Tsar Bomba (ou Царь-бомба, em russo, literalmente “Bomba-Tsar”), é o nome ocidental da RDS-220, a mais potente arma nuclear já detonada. Desenvolvida pela União Soviética, a bomba de 57 megatons (equivalente a 57 milhões de toneladas de dinamite) levava o nome-código de “Ivan”, (em russo: Иван), dado pelos seus desenvolvedores.

A bomba foi testada em 30 de outubro de 1961, em Nova Zembla, uma ilha no oceano Ártico.
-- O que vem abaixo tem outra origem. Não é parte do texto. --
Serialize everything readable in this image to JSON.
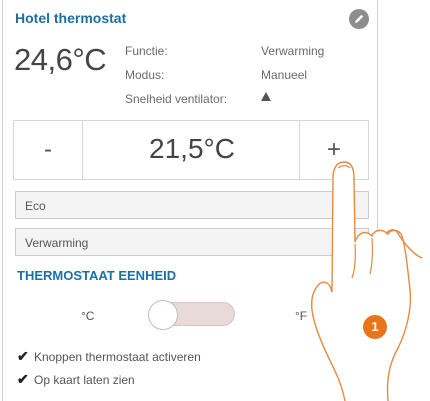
{
  "header": {
    "title": "Hotel thermostat"
  },
  "status": {
    "current_temp": "24,6°C",
    "rows": [
      {
        "label": "Functie:",
        "value": "Verwarming"
      },
      {
        "label": "Modus:",
        "value": "Manueel"
      },
      {
        "label": "Snelheid ventilator:",
        "icon": "warning-icon"
      }
    ]
  },
  "setpoint": {
    "minus": "-",
    "value": "21,5°C",
    "plus": "+"
  },
  "dropdowns": {
    "mode": "Eco",
    "function": "Verwarming"
  },
  "unit_section": {
    "title": "THERMOSTAAT EENHEID",
    "celsius": "°C",
    "fahrenheit": "°F",
    "selected": "°C"
  },
  "checkboxes": [
    {
      "label": "Knoppen thermostaat activeren",
      "checked": true
    },
    {
      "label": "Op kaart laten zien",
      "checked": true
    }
  ],
  "callout": {
    "number": "1",
    "color": "#e8751a"
  },
  "colors": {
    "accent": "#1c6fa3",
    "edit_button": "#8d8d8d"
  }
}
O dispositivo foi reduzido de seu design original de 100 megatons para minimizar a escala de destruição.

Devido ao seu enorme tamanho a bomba não era prática para propósitos de guerra, e foi criada primariamente para ser usada como propaganda na Guerra Fria. Não há evidências de que nenhuma outra bomba de poder similar tenha sido feita.

 

fonte:http://pt.wikipedia.org/wiki/Tsar_Bomba

 

Abaixo, figura 1, comparativo entre esta e as bombas detonadas durante a 2ª Guerra Mundial. Imagem de http://blogs.abril.com.br/

Figura 1 : Poder de destruição das bombas atômicas detonadas.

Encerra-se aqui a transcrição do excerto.